Laying out the Shape and Planting some Potatoes
Well… Now that my professional gardening season is back in full swing, I’m not creating the quality time that I would like to write in this blog (write my book for that matter!).
So, here it is. Sunday morning. I’m up at 7am after celebrating Earth Hour last night which became Earth Evening and I only turned my lights on to heat some evening tea at 10:45 and then write for ten minutes in my real hard cover journal at 11:15. Twas a really beautiful evening of candlelight and slowing down and tuning in and listening to the wisdom that does occasionally bubble up in me. (Most time it bubbles up in the stillness of the garden.)
Okay —— We’ve made some advances in the Medicine Garden at my teacher’s house. Last Sunday, we actually worked in her backyard to mark out the actual shape of the bed. When her husband saw how big it was, he got a wee bit worried about his mowing and losing his yard, but then got more excited about it all once he was better informed on the amount of food that would be grown. Then he wanted us to make it bigger. (I will scan in a shape later.)
But the shape of the garden is one large rectangle abutting another smaller rectangle below a tree. The reason that I’m describing them as two separate ones is that we’re going to till them up and create beds in them that will create circles in each of the two, even though we could plant them as one mass – which we’re not doing since this is a sacred garden. If this garden were mine about 12 years ago, I probably would have the rows all straight up and down perpendicular to the slope of the hill… but that is not so helpful for the movement of energy in the space. Circles.. Circles… Circles… Energy moves best in circles (our cells are a circle, the earth is a circle… etc etc).
Altars are a circle made up of Stones in the Native American (I believe this is true to all indigenous people) traditions…For that is what this garden will be — an altar of plants. Two altars next to each other since we could not extend the line of the larger rectangle to the length of its other side because of the tree.
So… We’re breaking ground actually on 4/18. We were setting out the shape of the garden to show us where the various corners will be so we could build our potato cages now instead of waiting until 4/18. Seed potatoes can plunked in the ground early in the spring to get a longer growing season. We decided the potato cages will be in the corners of the smaller rectangle. They will actually be the corners.
Then after some other folks had to leave, My teacher and I spent the next hour or so fiddling with the chicken wire for the potato cages, chasing my leather gloves back from her beautiful lovable sheepdog puppy (can’t remember the exact breed in this moment), trying to figure out how to attach the wire to the metal stakes that we had gotten for them. When I asked her at the garden center — Southern States — how many stakes for each cage, she blurted out “seven” — a sacred number. Which was most helpful since we needed the extra stakes for marking the corners of the whole bed, as it was on Sunday, and Southern States was not open on Sunday.
But we set up the trial run potato cage with only four stakes. And a circular mass of chicken wire… ah… yes, A CIRCLE with four directions — an ALTAR of potatoes growing inside. (We’re using the potato condo, stacking of leaf compost up all season on top of the emerging green potato foliage approach… hoping/expecting to have a stack of potatoes to harvest by the end of the season. Yum!)
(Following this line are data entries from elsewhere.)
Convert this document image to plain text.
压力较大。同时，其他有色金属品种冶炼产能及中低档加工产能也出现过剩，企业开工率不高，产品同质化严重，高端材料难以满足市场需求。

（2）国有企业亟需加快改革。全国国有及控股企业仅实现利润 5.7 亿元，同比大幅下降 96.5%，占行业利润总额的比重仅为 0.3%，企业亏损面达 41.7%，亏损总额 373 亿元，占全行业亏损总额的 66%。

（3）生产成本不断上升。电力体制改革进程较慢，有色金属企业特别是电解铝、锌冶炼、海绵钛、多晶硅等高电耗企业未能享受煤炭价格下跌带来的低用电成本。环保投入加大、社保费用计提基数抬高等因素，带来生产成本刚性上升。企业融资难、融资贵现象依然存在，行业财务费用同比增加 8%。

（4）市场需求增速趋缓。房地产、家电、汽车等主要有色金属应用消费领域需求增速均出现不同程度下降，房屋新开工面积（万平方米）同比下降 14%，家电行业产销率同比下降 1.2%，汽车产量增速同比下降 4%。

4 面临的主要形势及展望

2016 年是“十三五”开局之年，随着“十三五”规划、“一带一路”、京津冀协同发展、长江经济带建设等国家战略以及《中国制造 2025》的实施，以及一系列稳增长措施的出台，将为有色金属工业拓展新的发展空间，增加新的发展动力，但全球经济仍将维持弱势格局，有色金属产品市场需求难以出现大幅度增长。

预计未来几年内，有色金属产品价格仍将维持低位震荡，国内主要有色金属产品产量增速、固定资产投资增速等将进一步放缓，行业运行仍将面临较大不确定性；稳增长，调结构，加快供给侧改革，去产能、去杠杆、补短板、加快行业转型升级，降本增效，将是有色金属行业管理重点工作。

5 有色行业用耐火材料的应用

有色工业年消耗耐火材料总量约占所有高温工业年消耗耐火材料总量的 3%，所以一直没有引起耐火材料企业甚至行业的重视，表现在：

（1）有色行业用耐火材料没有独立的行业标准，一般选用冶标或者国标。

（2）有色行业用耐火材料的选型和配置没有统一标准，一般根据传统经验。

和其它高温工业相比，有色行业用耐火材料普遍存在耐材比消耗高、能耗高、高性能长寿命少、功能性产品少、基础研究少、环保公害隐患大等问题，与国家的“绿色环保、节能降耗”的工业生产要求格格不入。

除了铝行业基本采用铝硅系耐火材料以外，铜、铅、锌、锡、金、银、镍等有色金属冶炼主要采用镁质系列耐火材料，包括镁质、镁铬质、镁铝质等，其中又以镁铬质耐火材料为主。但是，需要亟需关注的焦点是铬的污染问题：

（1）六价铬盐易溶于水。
My teacher delicately cut the seed potatoes up (I’m pretty certain that she was blessing each one as she did it) and I planted. I had some to plant that were babies from my garden last year that had sprouted in my house over the winter… And we discussed what the Internet article told us about how to cut and cure the seed potatoes before planting versus what she learned as a child.
“You know, Mare, I don’t mean to be difficult, but when I was with my Cherokee Aunties growing up, I saw them just take that whole potato and cut it up and put all the pieces right there in the ground. They did not wait for them to cure or anything. I really don’t want to be difficult but I’m just not sure that we need to wait a few days to plant these,” she said in her slight Texan twang as we were starting to consider which ones to plant. (She spent her childhood based out of Texas though most of the time she was traveling around with her medicine woman grandmother, a quite colorful character — from all that I’ve heard.)
I had to agree that maybe her Cherokee Aunties were probably wiser than the Internet.
So we finished the one potato cage and called it a day. It was late Sunday afternoon. She was exhausted from all her various medicine woman things she does that does not allow her to get much sleep and I was tired too.